Deputado afirma que projeto é ético e pode ser aplicado na prática
Por meio de sua assessoria, o deputado estadual Valdir Cobalchini, autor da matéria na Alesc, afirma que o projeto não possui violação ética e que pode ser eficiente na prática.
“O projeto segue rigorosamente o Plano Nacional de Imunização. E o PNI é claro: enquanto estiver em curso a vacinação de grupos prioritários, todas as vacinas adquiridas pelo setor privado devem ser doadas ao Ministério da Saúde. Sendo assim, não há nenhuma violação ética”.

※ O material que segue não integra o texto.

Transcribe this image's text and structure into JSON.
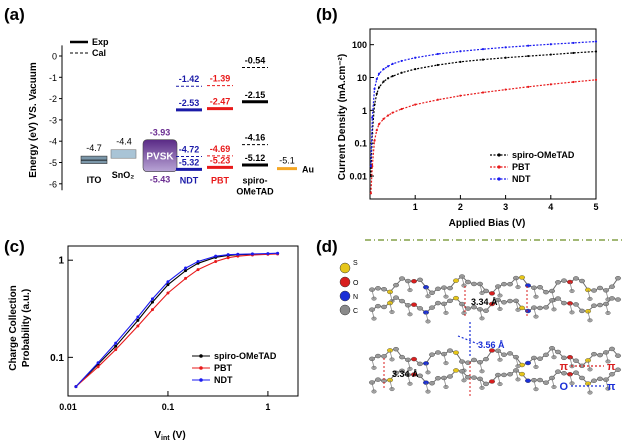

Sobre a questão prática, argumenta: “realmente, há um problema em escala global para a compra de imunizantes. Entretanto, o setor privado, um dos principais demandantes pelo projeto, tem larga experiência com operações de importação. E este é o diferencial que pode agilizar a compra”, fala.
Segundo ele, há outras vacinas disponíveis no mercado. “Lembrando que apenas a China conta com quatro vacinas já aprovadas por seu governo: duas da Sinopharm, uma da CanSino (essa foi aplicada em militares) e uma da Sinovac (a que o Butantan produz). A Índia produz a Covaxin. Isso pra ficar apenas naquelas vacinas menos conhecidas do grande público. Então, mesmo na questão prática e contando com a expertise do setor privado, é possível contornar a falta de oferta e atender a demanda, ao menos no médio prazo. E pensando também no médio prazo é que nossa lei foi criada”, explica.
Compra de vacinas por empresas também tramita em nível nacional
Além do projeto apresentado em Santa Catarina, outra proposta sobre o mesmo tema tramita em nível nacional. Em março deste ano, o presidente Jair Bolsonaro (sem partido) sancionou uma lei que permite que pessoas jurídicas de direito privado adquiram vacinas, mas que doem integralmente os imunizantes ao SUS até o término da imunização dos grupos prioritários.
Agora, um novo projeto de lei, que já foi aprovado pela Câmara dos Deputados e aguarda votação no Senado, quer alterar a legislação para que as pessoas jurídicas de direito privado possam comprar as vacinas e doá-las integramente ao SUS ou comprar as vacinas para aplicá-las exclusiva e gratuitamente nos funcionários e doar a mesma quantidade ao SUS sem observar o andamento do PNI.
A Procuradoria Federal dos Direitos do Cidadão, do Ministério Público Federal, publicou nota técnica argumentando que o projeto ofende os princípios constitucionais da moralidade e da solidariedade, além do direito fundamental à saúde.
“O ‘ganho’ de 50% das vacinas, que obrigatoriamente seriam doadas à União, enquanto não vacinados todos os grupos prioritários, é, na verdade, uma ‘perda’ de 50%. Ao permitir a utilização dos imunizantes antecipadamente aos critérios previstos no PNO, privilegia-se o poder econômico e institucionaliza-se, por lei, uma nova – e predatória – fila de vacinação”, diz a nota.